Installé au bar Le Biancheri sur la place centrale de Breil-sur-Roya (Alpes-Maritimes), Fernand Vissant fait en cette mi-juillet son coming out politique. Sa cible ? Les migrants accueillis dans la vallée par des citoyens engagés, dont on vous raconte ici le combat. « On ne fait pas ça pour contrer les immigrés, mais c’est catastrophique ce qui se passe. C’est de l’émigration politique. Ce n’est pas tolérable. On veut stopper un peu tout ça. »
On dirait que les autorités l’ont entendu. 156 migrants partis légalement lundi 24 juillet de chez Cédric Herrou ont été arrêtés en gare de Cannes, et reconduits à la frontière sans pouvoir faire valoir leurs droits alors qu’ils étaient montés dans le train à Breil avec l’assentiment des gendarmes. Également interpellé à leurs côtés, l’agriculteur a été mis en examen après 48 heures de garde à vue, sa sixième, et placé sous contrôle judiciaire (lire l’épisode 2, « L’État broie l’asile »).
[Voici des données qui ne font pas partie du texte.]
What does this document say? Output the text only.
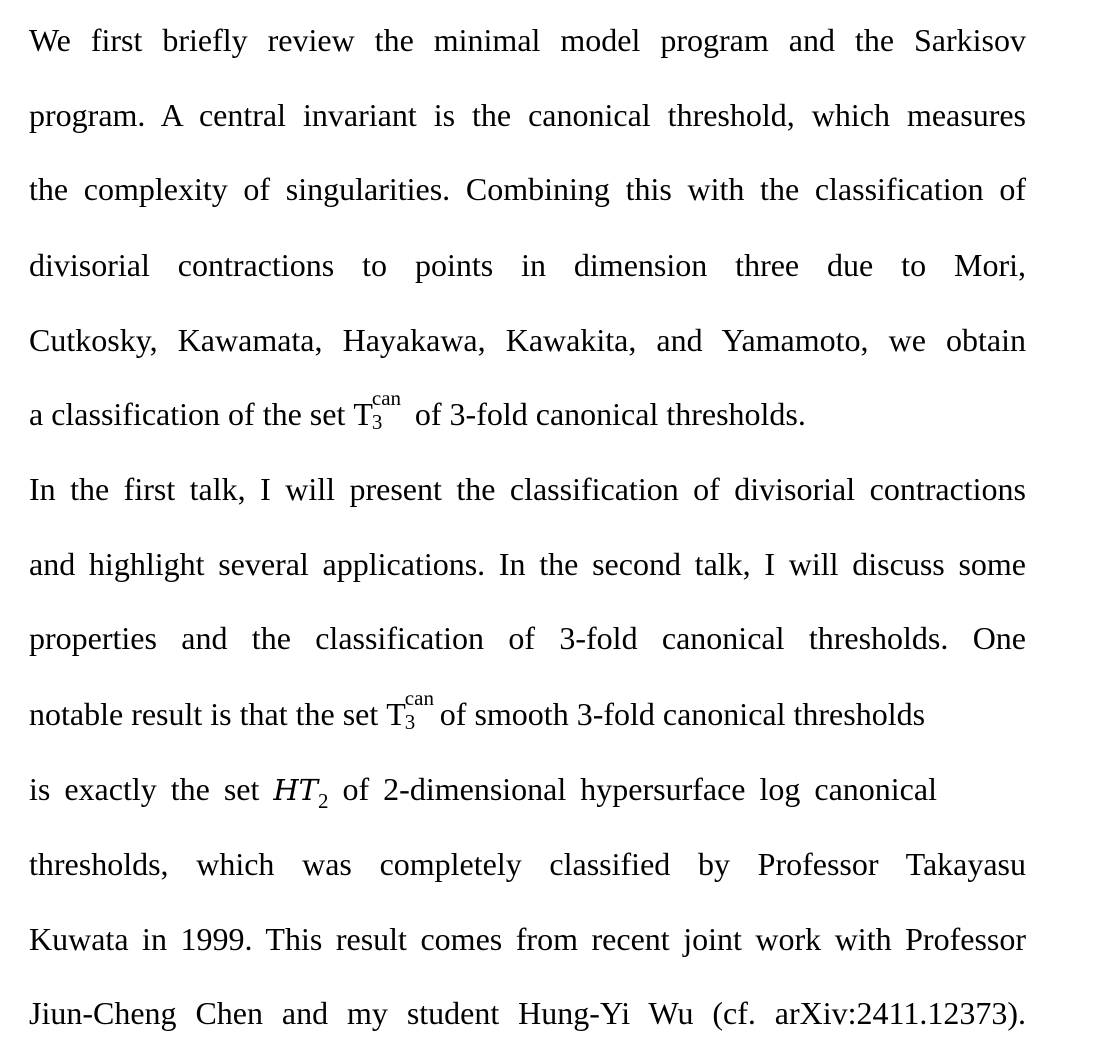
We first briefly review the minimal model program and the Sarkisov
program. A central invariant is the canonical threshold, which measures
the complexity of singularities. Combining this with the classification of
divisorial contractions to points in dimension three due to Mori,
Cutkosky, Kawamata, Hayakawa, Kawakita, and Yamamoto, we obtain
a classification of the set T can
3 of 3-fold canonical thresholds.
In the first talk, I will present the classification of divisorial contractions
and highlight several applications. In the second talk, I will discuss some
properties and the classification of 3-fold canonical thresholds. One
notable result is that the set T can
3 of smooth 3-fold canonical thresholds
is exactly the set $HT_2$ of 2-dimensional hypersurface log canonical
thresholds, which was completely classified by Professor Takayasu
Kuwata in 1999. This result comes from recent joint work with Professor
Jiun-Cheng Chen and my student Hung-Yi Wu (cf. arXiv:2411.12373).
Une vidéo édifiante tournée ce jour là par le CRS (Collectif Roya Solidaire) et mise en ligne lundi décrit une gestion collective de cette expulsion de masse, avec des policiers aptes à manier les « tu la fermes » et « dégage ! », ce qui devrait ravir Fernand Vissant, un peu moins les organisations de défense des droits de l’homme. On y voit un policier sur le quai de la gare à Cannes s’arroger le droit de décider au faciès qui est éligible à l’asile ou pas (d’habitude, c’est le rôle des services spécialisés comme l’OFPRA, ou la justice), puis un migrant conduit de force dans un bus. Et enfin, à la Police aux frontières (PAF) de Menton, une avocate empêchée de voir son client qui a rendez-vous le lendemain à la préfecture pour sa demande d’asile mais sera expulsé avant.

Dans la droite ligne de ce raidissement, le semblant de couloir humanitaire dont Roya citoyenne, l’association de Cédric Herrou, bénéficiait pour acheminer en toute transparence des demandeurs d’asile vers Nice, en vertu d’un protocole mis en place avec les gendarmes et la PAF après la condamnation du préfet pour violation du droit d’asile (lire l’épisode 1, « Bienvenue en principauté Herrou »), paraît grandement menacé. Lundi, onze migrants ont été interpellés à la gare de Breil, alors qu’auparavant on les laissait passer. « On est super-choqués, dit Lea Basso, l’étudiante qui passe l’été chez Cédric Herrou pour aider.